= Beverly Stanger =

Canadian runner

Beverly Stanger was a blind Canadian Indigenous track and field athlete from the Timiskaming Band of Notre Dame du Nord, Quebec. She competed at the 1976 Toronto Olympics for the Physically Disabled, and the 1977 Ontario Summer games held in Brantford, Ontario. Stanger was a recipient of the prestigious Tom Longboat Award in 1976, only the second female to have done so and the first disabled athlete.

== Early life ==
Stanger was of Abenaki Algonquin descent, originally from the Timiskaming Band of Notre Dame du Nord, Quebec. Later in her life, she resided in Schumacher, Ontario. She attended the W. Ross Macdonald School for the Blind in 1977, where she competed in track and field events.
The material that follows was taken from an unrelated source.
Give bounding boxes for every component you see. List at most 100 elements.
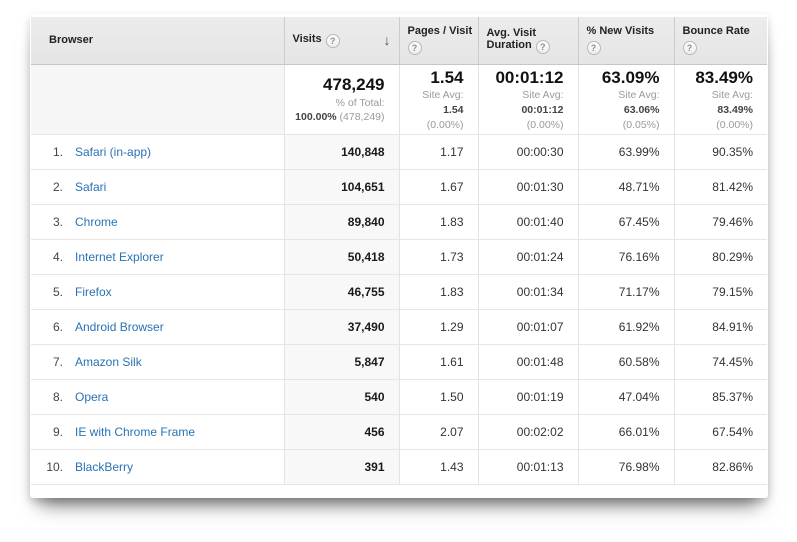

== Athletic achievements ==
Stanger competed in the 1976 Toronto Olympics for the Physically Disabled. She won a gold in the high jump, followed by two silver medals in the discus throw and the pentathlon. The following year in 1977 she participated in the Ontario Summer games held in Brantford, Ontario. Competing in various track and field events, she won another gold and an additional four silver medals.

== Awards ==
Stanger was awarded the national Tom Longboat Award in 1976 alongside Reginald Underwood. She was the second female winner of national award.